Europe. La directive Bolkestein devrait être entièrement remaniée

Publié le 10/02/2006 • Par Christophe Garach • dans : A la une, France

Sauf rebondissement de dernière minute, les eurodéputés devraient adopter jeudi 16 février prochain à Strasbourg une version profondément remaniée de la fameuse directive Bolkestein (sur la libéralisation des services). Au terme de plusieurs mois de négociations les deux grands groupes politiques du Parlement européen (PPE et PSE) – auxquels devraient se joindre le groupe Libéral-Démocrate – sont parvenus mercredi 8 février à conclure plusieurs amendements de compromis particulièrement décisifs.
Pierre angulaire des débats : l’avenir du PPO (« principe du pays d’origine ») qui prévoyait que c’est le droit du pays d’origine qui devait s’appliquer lorsqu’un architecte tchèque, par exemple, décidait de venir travailler en France. Un principe dénoncé de toute part comme la porte ouverte au « dumping social ». Pour la socialiste allemande Evelyne Gebhardt, rapporteur du texte au Parlement européen, le PPO a tout simplement « disparu ».
Certes, avec la nouvelle loi, « un plombier polonais pourra offrir ses services en France plus facilement », confirme la députée mais quand il exécutera son travail, il devra respecter le droit des consommateurs ainsi que les lois sociales françaises ». Ce qui n’aurait pas été le cas si le texte initial proposé par l’ancien commissaire européen Frits Bolkestein avait été adopté en l’état.
Pour le PPE, le renoncement au PPO s’accompagne néanmoins d’une série d’obligations puisque les Etats membres devront bel et bien s’engager à faire le grand ménage dans leur législation pour éliminer toutes les contraintes juridico-administratives qui contreviennent (depuis des décennies) à l’application effective de la libre circulation des services dans l’Union européenne.

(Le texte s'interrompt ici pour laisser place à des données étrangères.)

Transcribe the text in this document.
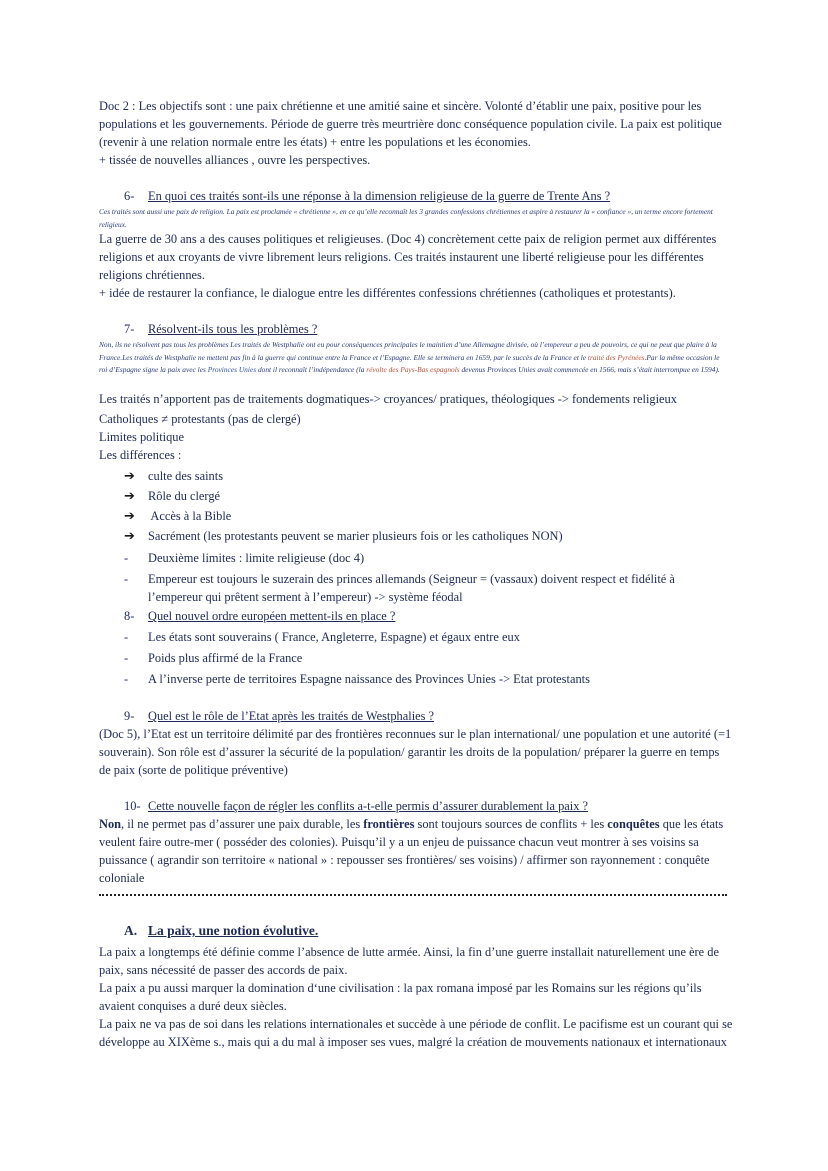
Doc 2 : Les objectifs sont : une paix chrétienne et une amitié saine et sincère. Volonté d’établir une paix, positive pour les
populations et les gouvernements. Période de guerre très meurtrière donc conséquence population civile. La paix est politique
(revenir à une relation normale entre les états) + entre les populations et les économies.
+ tissée de nouvelles alliances , ouvre les perspectives.
6- En quoi ces traités sont-ils une réponse à la dimension religieuse de la guerre de Trente Ans ?

Ces traités sont aussi une paix de religion. La paix est proclamée « chrétienne », en ce qu’elle reconnaît les 3 grandes confessions chrétiennes et aspire à restaurer la « confiance », un terme encore fortement religieux.

La guerre de 30 ans a des causes politiques et religieuses. (Doc 4) concrètement cette paix de religion permet aux différentes
religions et aux croyants de vivre librement leurs religions. Ces traités instaurent une liberté religieuse pour les différentes
religions chrétiennes.
+ idée de restaurer la confiance, le dialogue entre les différentes confessions chrétiennes (catholiques et protestants).
7- Résolvent-ils tous les problèmes ?

Non, ils ne résolvent pas tous les problèmes Les traités de Westphalie ont eu pour conséquences principales le maintien d’une Allemagne divisée, où l’empereur a peu de pouvoirs, ce qui ne peut que plaire à la France.Les traités de Westphalie ne mettent pas fin à la guerre qui continue entre la France et l’Espagne. Elle se terminera en 1659, par le succès de la France et le traité des Pyrénées.Par la même occasion le roi d’Espagne signe la paix avec les Provinces Unies dont il reconnaît l’indépendance (la révolte des Pays-Bas espagnols devenus Provinces Unies avait commencée en 1566, mais s’était interrompue en 1594).

Les traités n’apportent pas de traitements dogmatiques-> croyances/ pratiques, théologiques -> fondements religieux
Catholiques ≠ protestants (pas de clergé)
Limites politique
Les différences :
➔ culte des saints
➔ Rôle du clergé
➔ Accès à la Bible
➔ Sacrément (les protestants peuvent se marier plusieurs fois or les catholiques NON)
- Deuxième limites : limite religieuse (doc 4)
- Empereur est toujours le suzerain des princes allemands (Seigneur = (vassaux) doivent respect et fidélité à l’empereur qui prêtent serment à l’empereur) -> système féodal
8- Quel nouvel ordre européen mettent-ils en place ?
- Les états sont souverains ( France, Angleterre, Espagne) et égaux entre eux
- Poids plus affirmé de la France
- A l’inverse perte de territoires Espagne naissance des Provinces Unies -> Etat protestants
9- Quel est le rôle de l’Etat après les traités de Westphalies ?
(Doc 5), l’Etat est un territoire délimité par des frontières reconnues sur le plan international/ une population et une autorité (=1
souverain). Son rôle est d’assurer la sécurité de la population/ garantir les droits de la population/ préparer la guerre en temps
de paix (sorte de politique préventive)
10- Cette nouvelle façon de régler les conflits a-t-elle permis d’assurer durablement la paix ?
Non, il ne permet pas d’assurer une paix durable, les frontières sont toujours sources de conflits + les conquêtes que les états
veulent faire outre-mer ( posséder des colonies). Puisqu’il y a un enjeu de puissance chacun veut montrer à ses voisins sa
puissance ( agrandir son territoire « national » : repousser ses frontières/ ses voisins) / affirmer son rayonnement : conquête
coloniale
A. La paix, une notion évolutive.
La paix a longtemps été définie comme l’absence de lutte armée. Ainsi, la fin d’une guerre installait naturellement une ère de
paix, sans nécessité de passer des accords de paix.
La paix a pu aussi marquer la domination d‘une civilisation : la pax romana imposé par les Romains sur les régions qu’ils
avaient conquises a duré deux siècles.
La paix ne va pas de soi dans les relations internationales et succède à une période de conflit. Le pacifisme est un courant qui se
développe au XIXème s., mais qui a du mal à imposer ses vues, malgré la création de mouvements nationaux et internationaux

Mais de nombreux députés du PPE (issus des nouveaux pays membres notamment) sont loin d’être ravis. La directive prévoit en effet une clause de sauvegarde supplémentaire (article 16 § 3) dans laquelle les Etats membres pourront justifier des raisons impérieuses de nécessité (ordre public, non conformité avec la politique sociale du pays, remise en cause des lois protégeant les consommateurs, atteinte à l’environnement…) pour remettre en cause la prestation d’un service fourni par un ressortissant européen.

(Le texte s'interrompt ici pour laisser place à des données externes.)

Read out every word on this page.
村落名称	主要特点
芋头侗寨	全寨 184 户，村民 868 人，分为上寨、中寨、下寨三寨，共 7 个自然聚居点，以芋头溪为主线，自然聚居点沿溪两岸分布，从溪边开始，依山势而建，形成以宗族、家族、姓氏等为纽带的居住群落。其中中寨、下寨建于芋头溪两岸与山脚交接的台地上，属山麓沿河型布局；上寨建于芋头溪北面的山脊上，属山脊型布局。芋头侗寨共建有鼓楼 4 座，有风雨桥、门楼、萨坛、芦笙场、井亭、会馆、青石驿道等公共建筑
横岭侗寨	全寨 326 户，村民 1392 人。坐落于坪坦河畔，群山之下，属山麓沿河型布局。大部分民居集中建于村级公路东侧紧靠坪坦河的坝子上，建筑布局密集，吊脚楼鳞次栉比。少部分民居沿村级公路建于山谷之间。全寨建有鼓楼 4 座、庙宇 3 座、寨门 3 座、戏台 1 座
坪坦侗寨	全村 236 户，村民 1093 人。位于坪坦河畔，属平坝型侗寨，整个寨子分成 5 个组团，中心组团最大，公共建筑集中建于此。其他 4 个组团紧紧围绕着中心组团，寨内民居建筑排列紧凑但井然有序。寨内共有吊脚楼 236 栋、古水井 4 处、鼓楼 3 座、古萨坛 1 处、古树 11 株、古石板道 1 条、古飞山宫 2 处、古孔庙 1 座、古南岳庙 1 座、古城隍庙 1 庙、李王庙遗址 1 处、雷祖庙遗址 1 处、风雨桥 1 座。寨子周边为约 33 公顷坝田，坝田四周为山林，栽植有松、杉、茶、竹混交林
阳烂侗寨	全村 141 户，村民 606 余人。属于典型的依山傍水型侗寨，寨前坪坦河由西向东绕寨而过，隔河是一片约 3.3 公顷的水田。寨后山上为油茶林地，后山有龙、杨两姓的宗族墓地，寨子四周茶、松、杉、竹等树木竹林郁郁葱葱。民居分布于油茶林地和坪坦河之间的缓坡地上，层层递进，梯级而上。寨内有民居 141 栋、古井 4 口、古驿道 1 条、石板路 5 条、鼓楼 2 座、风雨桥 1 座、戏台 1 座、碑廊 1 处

Autre évidence : le champ d’application de la future directive devrait lui aussi être considérablement réduit. Cette semaine, droite et gauche européenne ont convenu d’exclure du texte tous les services sociaux (l’amendement n°7 en donne une longue définition…) mais aussi les jeux ainsi que les agences d’intérim. Pour mémoire la commission parlementaire chargée de ce dossier avait déjà accepté en novembre 2005 d’exclure non seulement les transports, l’énergie, ou l’eau, mais aussi et surtout les services de santé (privés ou publics), les services audiovisuels ainsi que certaines professions réglementées telles que les notaires.
Comble de tout pour les ultralibéraux du Parlement européen : il sera écrit noir sur blanc que la directive n’entraînera pas de privatisation des services publics et que le code du travail français restera le seul droit applicable quand un travailleur indépendant issu d’un autre pays de l’Union viendra offrir ses services.
Reste la question des services d’intérêt économique général (SIEG). Pas de compromis adopté, et la gauche plaide toujours pour une exemption pure et simple des SIEG du champ d’application de la directive. Cela dit « l’article 16 prescrit beaucoup de possibilités de sauvegarde » insiste un diplomate français.
Droite et gauche espèrent maintenant obtenir une « majorité solide » pour forcer la main au Conseil et à la Commission (qui devrait logiquement présenter une nouvelle version de la directive après le vote des eurodéputés).